Bi-allelic SNAPC4 variants dysregulate global alternative splicing and lead to neuroregression and progressive spastic paraparesis

The vast majority of human genes encode multiple isoforms through alternative splicing, and the temporal and spatial regulation of those isoforms is critical for organismal development and function. The spliceosome, which regulates and executes splicing reactions, is primarily composed of small nuclear ribonucleoproteins (snRNPs) that consist of small nuclear RNAs (snRNAs) and protein subunits. snRNA gene transcription is initiated by the snRNA-activating protein complex (SNAPc). Here, we report ten individuals, from eight fam-ilies, with bi-allelic, deleterious SNAPC4 variants. SNAPC4 encoded one of the five SNAPc subunits that is critical for DNA binding. Most affected individuals presented with delayed motor development and developmental regression after the first year of life, followed by pro-gressive spasticity that led to gait alterations, paraparesis, and oromotor dysfunction. Most individuals had cerebral, cerebellar, or basal ganglia volume loss by brain MRI. In the available cells from affected individuals, SNAPC4 abundance was decreased compared to un-affected controls, suggesting that the bi-allelic variants affect SNAPC4 accumulation.

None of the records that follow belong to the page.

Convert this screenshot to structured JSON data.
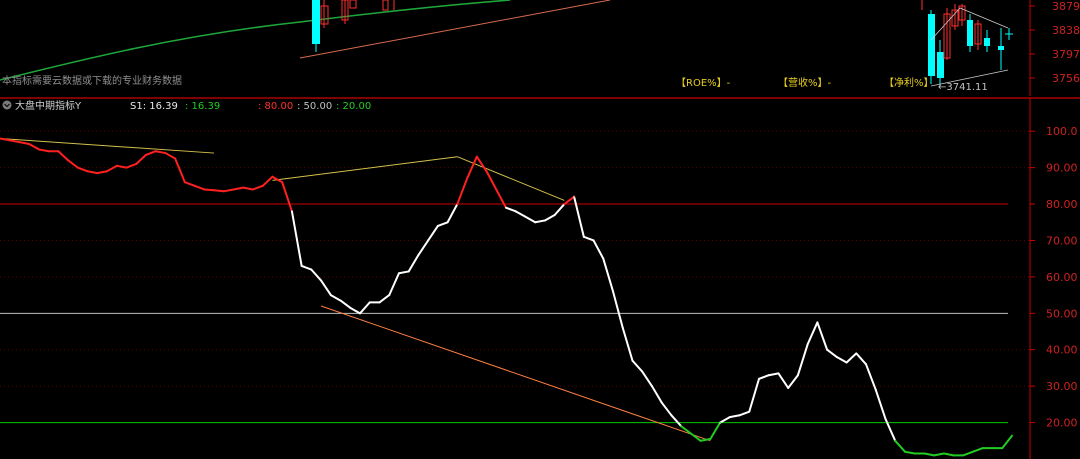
{
  "top_panel": {
    "notice": "本指标需要云数据或下载的专业财务数据",
    "fin_labels": [
      "【ROE%】-",
      "【营收%】-",
      "【净利%】"
    ],
    "y_ticks": [
      "3879",
      "3838",
      "3797",
      "3756"
    ],
    "low_label": "←3741.11"
  },
  "indicator": {
    "name": "大盘中期指标Y",
    "s1_label": "S1: 16.39",
    "s1_value": ": 16.39",
    "level_high": ": 80.00",
    "level_mid": ": 50.00",
    "level_low": ": 20.00"
  },
  "colors": {
    "background": "#000000",
    "line_normal": "#ffffff",
    "line_high": "#ff2020",
    "line_low": "#22cc22",
    "ref_high": "#cc0000",
    "ref_mid": "#c0c0c0",
    "ref_low": "#00cc00",
    "axis": "#cc0000",
    "tick_text": "#cc2222",
    "trend_yellow": "#d4c04a",
    "trend_orange": "#ff8040"
  },
  "chart_data": {
    "type": "line",
    "ylim": [
      10,
      105
    ],
    "y_ticks": [
      "100.0",
      "90.00",
      "80.00",
      "70.00",
      "60.00",
      "50.00",
      "40.00",
      "30.00",
      "20.00"
    ],
    "y_tick_values": [
      100,
      90,
      80,
      70,
      60,
      50,
      40,
      30,
      20
    ],
    "reference_lines": [
      80,
      50,
      20
    ],
    "n_points": 105,
    "series": [
      {
        "values": [
          98,
          97.5,
          97,
          96.5,
          95,
          94.5,
          94.5,
          92,
          90,
          89,
          88.5,
          89,
          90.5,
          90,
          91,
          93.5,
          94.5,
          94,
          92.5,
          86,
          85,
          84,
          83.8,
          83.5,
          84,
          84.5,
          84,
          85,
          87.5,
          86,
          78,
          63,
          62,
          59,
          55,
          53.5,
          51.5,
          50,
          53,
          53,
          55,
          61,
          61.5,
          66,
          70,
          74,
          75,
          80,
          87,
          93,
          89,
          84,
          79,
          78,
          76.5,
          75,
          75.5,
          77,
          80,
          82,
          71,
          70,
          65,
          56,
          46,
          37,
          34,
          30,
          25.5,
          22,
          19,
          17,
          15,
          15.5,
          20,
          21.5,
          22,
          23,
          32,
          33,
          33.5,
          29.5,
          33,
          41.5,
          47.5,
          40,
          38,
          36.5,
          39,
          36,
          29,
          21,
          15,
          12,
          11.5,
          11.5,
          11,
          11.5,
          11,
          11,
          12,
          13,
          13,
          13,
          16.39
        ]
      }
    ],
    "trendlines": [
      {
        "color": "yellow",
        "x": [
          0,
          22
        ],
        "y": [
          98,
          94
        ]
      },
      {
        "color": "yellow",
        "x": [
          28,
          47
        ],
        "y": [
          86.5,
          93
        ]
      },
      {
        "color": "yellow",
        "x": [
          47,
          58
        ],
        "y": [
          93,
          81
        ]
      },
      {
        "color": "orange",
        "x": [
          33,
          73
        ],
        "y": [
          52,
          15
        ]
      }
    ]
  }
}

The depletion of SNAPC4 levels in HeLa cell lines via genomic editing led to decreased snRNA expression and global dysregulation of alternative splicing. Analysis of available fibroblasts from affected individuals showed decreased snRNA expression and global dysregulation of alternative splicing compared to unaffected cells. Altogether, these data suggest that these bi-allelic SNAPC4 variants result in loss of function and underlie the neuroregression and progressive spasticity in these affected individuals.

Automated summary

The majority of human genes undergo alternative splicing to generate multiple isoforms, and the regulation of these isoforms is crucial for development and function. The spliceosome, composed of small nuclear ribonucleoproteins (snRNPs), is responsible for splicing reactions. The snRNA gene transcription is initiated by SNAPc. In this study, ten individuals with bi-allelic SNAPC4 variants were identified. These variants led to motor developmental delay, regression, spasticity, and brain volume loss. The decrease in SNAPC4 levels resulted in reduced snRNA expression and dysregulation of alternative splicing. These findings demonstrate that bi-allelic SNAPC4 variants cause loss of function and contribute to neuroregression and progressive spasticity in affected individuals.